The main training loop:

def train_solve(env_desc, num_episodes=100*1000):
    print('Doing %s' % env_desc.name)
    env = gym.make(env_desc.name)
    input_length, output_length = in_out_length(env)
    if env_desc.output_quantization_levels is not None:
        output_length *= env_desc.output_quantization_levels
    model = env_desc.model_class(input_length, output_length)
    optimizer = optim.Adam(model.parameters(), lr=0.01)
    episode_rewards = []
    loss = 0
    for episode in range(num_episodes):
        if episode > 0: print('.', end=('' if bool(episode % 100) else '\n'))
        probs, rewards, states = [], [], []
        state = env.reset()
        for t in range(env._max_episode_steps):
            action, prob = select_action_from_policy(model, state)
            if env_desc.output_quantization_levels is not None:
                action = env_desc.output_range[0] + action * float(env_desc.output_range[1] - env_desc.output_range[0]) / (env_desc.output_quantization_levels-1)
                action = np.array([action])
            state, reward, done, _ = env.step(action)
            probs.append(prob)
            rewards.append(reward)
            states.append(state.copy())
            if done:
                break
        episode_reward = sum(rewards)
        episode_rewards.append(episode_reward)
        if is_solved(env, episode_rewards, reward_threshold(env, env_desc)):
            print('\nSolved in %s episodes!' % (episode+1))
            return env, model
        loss += compute_loss(probs, rewards, states, env_desc.reward_func)
        if episode > 0 and episode % 10 == 0:
            optimizer.zero_grad()
            loss.backward()
            optimizer.step()
            loss = 0
    print('\nFailed!')
    return env, model

Results

This approach is able to solve CartPole-v1, Acrobot-v1, but fails on the Pendulum and MountainCar problems. The optimizer gets stuck in a bad minima and never finds a good policy solution. An interesting bad behavior happens for positive loss functions: the loss function is structured like loss := -1 * sum(reward x log(probability of action taken)), where the log(probability of action taken) is negative, so the overall expression is positive, assuming the reward is positive. In this case, making the loss 0 would be a global minimum. This can happen if the optimizer sets the probabilities of an arbitrary sub-optimal policy to one, hence making the log(probability) zero, making the entire loss function go to zero, even though the solution is actually "random".

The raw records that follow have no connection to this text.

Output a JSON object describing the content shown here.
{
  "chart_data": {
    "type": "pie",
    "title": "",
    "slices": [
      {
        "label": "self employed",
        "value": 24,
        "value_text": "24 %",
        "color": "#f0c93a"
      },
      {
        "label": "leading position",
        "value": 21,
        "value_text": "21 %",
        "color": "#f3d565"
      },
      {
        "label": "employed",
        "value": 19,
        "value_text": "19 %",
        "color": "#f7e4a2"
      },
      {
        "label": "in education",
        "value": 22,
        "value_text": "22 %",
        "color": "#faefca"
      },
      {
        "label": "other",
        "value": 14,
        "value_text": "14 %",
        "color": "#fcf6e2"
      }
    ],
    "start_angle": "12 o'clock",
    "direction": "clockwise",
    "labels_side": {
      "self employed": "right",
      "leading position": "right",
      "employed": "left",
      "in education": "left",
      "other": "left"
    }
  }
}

Intuitively, it seems this simple implementation of gradient descent only works for reactive environments like CartPole and Acrobot, where the policy network doesn’t have to find a “plan” (ie. swing left and then right to get up), it just has to react to the current state, irrespective of the history. To solve the harder environments, more advanced training approaches are required.